29/8/08

Viernes 22 de Agosto de 2008




Yo había aprovechado cada momento del interminable trayecto desde España para dormir, por lo que más o menos ya estaba adaptado a la diferencia horaria cuando me desperté con el amanecer. Sin embargo Susana, alterada como estaba por el inicio de la pequeña aventura en México, llevaba sin dormir casi dos dias cuando se fue a la cama; y no tuvo pereza en levantarse con las primeras luces para empezar a empaparse de Yucatán. No me podía creer que no estuviese deshecha y deseando dormir hasta las doce. Aún no habíamos desayunado cuando, paseando por la placita del pueblo comenzó observando, y acabó uniéndose, a tres mexicanos de aspecto bohemio y maduro que, vestidos de un blanco impecable, hacían tai-chi para dar la bienvenida al nuevo día. Ellos nos contaron dónde podíamos bucear por nuestra cuenta, y en seguida volvimos a por las gafas para hacerlo.

La playa comenzaba al final de una callecita peatonal enarenada por el viento que llevaba a un pequeño faro que había quedado abandonado tras haber casi sucumbido a la furia del huracán Wilma. En la actualidad, inclinado cual torre de Pisa sobre su base mal enclavada en la misma arena, representaba tan sólo un mudo testigo de la devastación que sufrió todo el litoral de Yucatán. Alguien había colocado unos azulejos con la imagen de una virgen en uno de sus muros; no supe si para pedirle protección, o para pedirle cuentas por haberse dormido en su momento.

Las playas del Caribe se convierten en un horno no más tarde de las 9 de la mañana, y la luz de un sol siempre cerca del cénit ciega los ojos al reflejarse sobre la arena blanquísima formada por la abrasión de conchas y corales. No habían arruinado demasiado la playa al urbanizar aquella costa con pocas alturas y detalles de buen gusto, pero sin una mala sombra en que cobijarse pasamos casi toda la mañana dentro del agua, que lejos de refrescar daba la sensación de caldear más la piel, pero seguía siendo la mejor opción. Juraría que yo sudaba bajo el agua. Susana vio sus primeros peces tropicales entre las rocas que rodeaban el Ojo de Agua, teóricamente un manantial submarino a pocos metros mar adentro. No pudimos encontrar el supuesto manantial, pero sí una rica vida submarina, colorida y cadenciosa. Al final de un largo paseo por la arena llegamos a otro embarcadero de madera que penetraba en el verde turquesa del mar, y con las gafas de snorkel hicimos una segunda visita al inframundo.
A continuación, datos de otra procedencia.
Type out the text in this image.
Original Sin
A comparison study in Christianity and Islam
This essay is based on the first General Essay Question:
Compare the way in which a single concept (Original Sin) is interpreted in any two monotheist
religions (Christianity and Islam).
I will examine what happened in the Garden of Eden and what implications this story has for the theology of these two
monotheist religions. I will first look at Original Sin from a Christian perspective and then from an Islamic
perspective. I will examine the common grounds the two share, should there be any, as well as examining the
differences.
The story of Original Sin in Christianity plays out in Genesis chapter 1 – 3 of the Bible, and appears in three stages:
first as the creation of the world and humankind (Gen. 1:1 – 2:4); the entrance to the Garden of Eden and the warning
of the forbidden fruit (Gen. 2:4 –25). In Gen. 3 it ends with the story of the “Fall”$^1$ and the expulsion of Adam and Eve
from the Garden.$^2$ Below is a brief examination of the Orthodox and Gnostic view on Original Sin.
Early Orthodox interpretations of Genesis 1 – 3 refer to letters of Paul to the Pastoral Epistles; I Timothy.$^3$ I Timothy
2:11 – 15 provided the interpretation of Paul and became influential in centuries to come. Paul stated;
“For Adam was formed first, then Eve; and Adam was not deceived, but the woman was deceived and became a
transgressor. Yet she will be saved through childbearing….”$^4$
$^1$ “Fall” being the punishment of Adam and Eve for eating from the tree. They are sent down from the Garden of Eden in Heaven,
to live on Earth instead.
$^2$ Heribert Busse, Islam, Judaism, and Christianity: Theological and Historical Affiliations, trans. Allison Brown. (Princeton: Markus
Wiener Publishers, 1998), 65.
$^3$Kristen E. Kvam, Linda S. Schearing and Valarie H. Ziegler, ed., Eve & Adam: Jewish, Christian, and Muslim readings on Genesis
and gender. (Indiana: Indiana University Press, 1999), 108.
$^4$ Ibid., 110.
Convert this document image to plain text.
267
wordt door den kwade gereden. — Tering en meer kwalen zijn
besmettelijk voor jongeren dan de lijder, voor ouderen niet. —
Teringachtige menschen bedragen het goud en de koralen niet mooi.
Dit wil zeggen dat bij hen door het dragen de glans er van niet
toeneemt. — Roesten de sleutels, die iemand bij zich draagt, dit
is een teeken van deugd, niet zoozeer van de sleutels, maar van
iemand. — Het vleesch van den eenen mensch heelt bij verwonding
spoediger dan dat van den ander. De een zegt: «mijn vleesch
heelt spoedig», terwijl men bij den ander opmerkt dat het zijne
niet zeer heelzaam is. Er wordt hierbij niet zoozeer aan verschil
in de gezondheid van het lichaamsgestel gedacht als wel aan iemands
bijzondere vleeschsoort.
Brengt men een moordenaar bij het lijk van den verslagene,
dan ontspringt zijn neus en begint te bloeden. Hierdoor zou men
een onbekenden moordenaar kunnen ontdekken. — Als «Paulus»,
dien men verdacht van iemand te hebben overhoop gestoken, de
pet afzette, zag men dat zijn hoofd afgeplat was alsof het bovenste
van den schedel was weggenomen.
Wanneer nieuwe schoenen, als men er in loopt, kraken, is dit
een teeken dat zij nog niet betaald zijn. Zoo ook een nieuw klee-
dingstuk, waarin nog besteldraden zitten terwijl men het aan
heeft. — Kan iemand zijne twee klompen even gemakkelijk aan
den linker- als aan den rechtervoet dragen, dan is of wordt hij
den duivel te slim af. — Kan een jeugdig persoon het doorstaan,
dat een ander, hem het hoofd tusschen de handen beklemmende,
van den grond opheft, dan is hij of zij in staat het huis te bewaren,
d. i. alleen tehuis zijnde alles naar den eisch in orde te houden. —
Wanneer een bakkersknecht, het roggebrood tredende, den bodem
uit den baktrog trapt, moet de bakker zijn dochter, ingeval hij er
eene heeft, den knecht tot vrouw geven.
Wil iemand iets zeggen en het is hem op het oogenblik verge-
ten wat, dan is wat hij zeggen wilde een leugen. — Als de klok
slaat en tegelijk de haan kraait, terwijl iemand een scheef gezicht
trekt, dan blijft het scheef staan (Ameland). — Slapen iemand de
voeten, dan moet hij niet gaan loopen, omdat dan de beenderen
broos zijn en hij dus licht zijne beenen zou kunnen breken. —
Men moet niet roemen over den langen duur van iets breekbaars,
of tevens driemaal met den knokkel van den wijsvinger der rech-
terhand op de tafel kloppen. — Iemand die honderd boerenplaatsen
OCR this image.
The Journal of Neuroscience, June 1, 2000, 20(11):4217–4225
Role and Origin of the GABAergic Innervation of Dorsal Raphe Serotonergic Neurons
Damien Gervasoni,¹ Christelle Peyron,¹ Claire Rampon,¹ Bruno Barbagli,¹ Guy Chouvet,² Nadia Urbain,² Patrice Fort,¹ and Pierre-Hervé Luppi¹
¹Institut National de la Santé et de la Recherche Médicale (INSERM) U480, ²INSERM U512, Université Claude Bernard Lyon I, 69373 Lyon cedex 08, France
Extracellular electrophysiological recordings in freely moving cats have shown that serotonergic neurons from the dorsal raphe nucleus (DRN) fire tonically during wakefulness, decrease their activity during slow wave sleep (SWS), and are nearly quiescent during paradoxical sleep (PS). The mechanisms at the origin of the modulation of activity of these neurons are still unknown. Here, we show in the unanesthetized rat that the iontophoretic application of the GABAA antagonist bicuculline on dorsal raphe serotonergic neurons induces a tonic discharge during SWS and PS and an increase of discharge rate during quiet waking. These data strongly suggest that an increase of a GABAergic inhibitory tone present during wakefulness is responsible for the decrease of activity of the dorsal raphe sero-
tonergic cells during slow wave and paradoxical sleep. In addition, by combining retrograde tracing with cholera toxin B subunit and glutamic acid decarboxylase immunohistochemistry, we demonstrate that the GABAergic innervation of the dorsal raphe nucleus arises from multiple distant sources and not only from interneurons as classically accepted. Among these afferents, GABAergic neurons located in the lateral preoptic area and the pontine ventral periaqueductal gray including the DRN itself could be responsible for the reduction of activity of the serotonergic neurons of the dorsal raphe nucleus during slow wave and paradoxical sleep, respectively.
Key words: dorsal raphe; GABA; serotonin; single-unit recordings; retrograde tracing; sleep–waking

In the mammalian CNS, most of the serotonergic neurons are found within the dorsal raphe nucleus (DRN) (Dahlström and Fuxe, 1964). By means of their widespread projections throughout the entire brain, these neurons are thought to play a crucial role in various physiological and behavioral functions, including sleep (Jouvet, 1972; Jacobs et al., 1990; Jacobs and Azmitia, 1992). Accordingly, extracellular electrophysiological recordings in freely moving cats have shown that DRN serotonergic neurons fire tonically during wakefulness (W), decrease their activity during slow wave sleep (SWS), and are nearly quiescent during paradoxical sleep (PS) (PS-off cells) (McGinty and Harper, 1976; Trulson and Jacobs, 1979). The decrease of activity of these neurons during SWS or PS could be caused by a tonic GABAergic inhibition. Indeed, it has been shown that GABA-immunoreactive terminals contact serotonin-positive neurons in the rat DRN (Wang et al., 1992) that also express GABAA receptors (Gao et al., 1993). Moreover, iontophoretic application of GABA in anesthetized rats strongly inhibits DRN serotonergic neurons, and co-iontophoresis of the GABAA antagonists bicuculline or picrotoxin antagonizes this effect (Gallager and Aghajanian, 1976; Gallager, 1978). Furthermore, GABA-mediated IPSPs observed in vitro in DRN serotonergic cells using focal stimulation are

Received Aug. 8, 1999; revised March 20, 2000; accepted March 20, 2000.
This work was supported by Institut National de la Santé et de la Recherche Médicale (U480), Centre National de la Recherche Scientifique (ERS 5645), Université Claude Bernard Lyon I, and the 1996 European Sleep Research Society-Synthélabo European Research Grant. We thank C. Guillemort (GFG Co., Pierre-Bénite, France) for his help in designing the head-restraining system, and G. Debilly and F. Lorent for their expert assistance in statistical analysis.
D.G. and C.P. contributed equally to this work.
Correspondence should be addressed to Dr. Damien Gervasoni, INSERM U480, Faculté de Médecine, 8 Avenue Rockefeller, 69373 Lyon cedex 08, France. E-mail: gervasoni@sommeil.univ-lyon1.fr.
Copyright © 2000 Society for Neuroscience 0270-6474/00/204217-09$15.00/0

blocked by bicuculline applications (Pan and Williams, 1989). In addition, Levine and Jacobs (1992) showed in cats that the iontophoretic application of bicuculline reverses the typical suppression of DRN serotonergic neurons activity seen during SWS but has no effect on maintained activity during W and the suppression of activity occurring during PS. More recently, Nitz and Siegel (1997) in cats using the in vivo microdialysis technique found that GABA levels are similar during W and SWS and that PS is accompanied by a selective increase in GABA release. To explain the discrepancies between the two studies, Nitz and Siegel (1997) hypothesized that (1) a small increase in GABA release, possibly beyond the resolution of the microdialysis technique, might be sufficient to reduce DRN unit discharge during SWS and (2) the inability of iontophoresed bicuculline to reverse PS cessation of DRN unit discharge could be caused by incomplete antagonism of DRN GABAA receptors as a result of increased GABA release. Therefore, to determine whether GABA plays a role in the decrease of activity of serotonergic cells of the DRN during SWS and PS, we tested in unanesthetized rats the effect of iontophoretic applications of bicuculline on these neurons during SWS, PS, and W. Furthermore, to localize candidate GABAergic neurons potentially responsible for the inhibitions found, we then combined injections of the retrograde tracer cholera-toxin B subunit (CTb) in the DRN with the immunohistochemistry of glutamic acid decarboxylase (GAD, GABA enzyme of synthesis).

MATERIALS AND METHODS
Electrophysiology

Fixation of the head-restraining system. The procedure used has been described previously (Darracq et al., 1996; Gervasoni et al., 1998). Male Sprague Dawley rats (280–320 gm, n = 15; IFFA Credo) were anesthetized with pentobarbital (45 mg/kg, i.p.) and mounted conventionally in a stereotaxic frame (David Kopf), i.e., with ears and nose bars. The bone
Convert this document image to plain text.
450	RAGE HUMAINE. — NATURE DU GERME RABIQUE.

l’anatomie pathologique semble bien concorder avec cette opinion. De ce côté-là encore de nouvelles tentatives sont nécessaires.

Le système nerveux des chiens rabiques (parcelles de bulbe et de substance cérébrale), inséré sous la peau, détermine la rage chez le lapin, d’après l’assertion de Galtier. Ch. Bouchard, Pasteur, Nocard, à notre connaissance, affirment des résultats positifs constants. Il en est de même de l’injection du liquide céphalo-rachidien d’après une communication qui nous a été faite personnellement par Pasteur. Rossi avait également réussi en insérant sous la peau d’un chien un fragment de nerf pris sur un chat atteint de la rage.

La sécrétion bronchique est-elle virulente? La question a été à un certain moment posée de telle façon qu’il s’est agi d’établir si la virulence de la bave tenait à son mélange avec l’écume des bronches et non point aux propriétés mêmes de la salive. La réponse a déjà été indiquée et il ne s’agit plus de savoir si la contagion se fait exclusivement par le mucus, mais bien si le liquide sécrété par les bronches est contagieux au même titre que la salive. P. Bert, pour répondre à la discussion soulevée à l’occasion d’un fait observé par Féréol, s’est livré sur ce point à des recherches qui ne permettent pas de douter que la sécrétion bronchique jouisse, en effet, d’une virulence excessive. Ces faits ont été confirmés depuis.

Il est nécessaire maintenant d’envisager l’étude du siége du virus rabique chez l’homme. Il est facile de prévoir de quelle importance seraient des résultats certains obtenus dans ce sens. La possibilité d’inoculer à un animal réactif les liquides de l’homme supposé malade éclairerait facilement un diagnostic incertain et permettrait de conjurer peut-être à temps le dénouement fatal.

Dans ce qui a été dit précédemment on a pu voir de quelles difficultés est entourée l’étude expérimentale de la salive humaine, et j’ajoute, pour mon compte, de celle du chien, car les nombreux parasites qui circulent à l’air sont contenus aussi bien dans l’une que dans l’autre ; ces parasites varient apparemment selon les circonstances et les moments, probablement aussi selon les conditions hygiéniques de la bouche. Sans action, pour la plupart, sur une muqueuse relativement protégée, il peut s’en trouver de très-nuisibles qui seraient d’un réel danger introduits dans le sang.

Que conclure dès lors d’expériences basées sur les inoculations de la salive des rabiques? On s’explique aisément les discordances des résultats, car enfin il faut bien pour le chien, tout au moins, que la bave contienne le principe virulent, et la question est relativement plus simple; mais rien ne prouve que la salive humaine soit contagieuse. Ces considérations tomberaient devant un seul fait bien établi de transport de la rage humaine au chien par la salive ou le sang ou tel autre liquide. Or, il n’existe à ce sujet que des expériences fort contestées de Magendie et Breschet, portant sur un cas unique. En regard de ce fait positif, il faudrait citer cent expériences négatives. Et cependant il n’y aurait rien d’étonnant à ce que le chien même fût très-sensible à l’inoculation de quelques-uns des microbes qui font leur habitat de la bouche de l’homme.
La habitual variedad de peces se veía eclipsada por un gigantesco banco de, seguramente, varios cientos de miles de pececillos de la misma especie que nadaban al unísono en una extraña nube viva a la sombra de la estructura de madera.

No podíamos marcharnos sin hacer una visita al legendario Cancún, así que después de comer otra buena ración de tacos bien grasientos, tomamos un autobús al cruce, y de allí otro hasta la ciudad. La geografía de la costa yucateca es tan absolutamente plana como que se trata del lecho emergido de un mar somero que retrocedió hace un par de millones de años; así que el recorrido ofreció poco atractivo a parte del bosquecillo de escasa altura, y en esta época del año reseco, que cubría la estéril y blanquecina caliza.

Cancún era un despropósito de cemento, de esos que adoramos los occidentales y sus simpatizantes. Sin a penas sombra, el sol caía como una losa sobre la espalda. Recordaba el urbanismo norteamericano que todos conocemos por las películas; un insufrible estrato de hormigón y asfalto pensado para los coches y no para las personas, donde cualquier lugar está demasiado lejos para caminar. Donde cruzar una calle es un ejercicio arriesgado que puede llevar tiempo y causar buenos sudores. Los centros comerciales, tiendas de lujo y franquicias de ropa ocupaban este insólito recorte de tierra arrancada al bosque caribeño. Nativos americanos, mayas de corta estatura vestidos con sus ropas tradicionales, deambulaban por el laberinto, tratando de vender sus productos de artesanía a los turistas que los miraban como a algo exótico pero fuera de lugar. Perdidos en su propia tierra, extranjeros en su casa ancestral. Antes del atardecer volvíamos de camino a Puerto Morelos, a disfrutar por unas horas de un rincón más humano que aún conservaba un toque de sabor mexicano. En nuestra posada ya habíamos congeniado con varios huéspedes oriundos, que nos hicieron sentir como en casa, y nos recomendaron lugares para visitar y playas que no nos debíamos perder.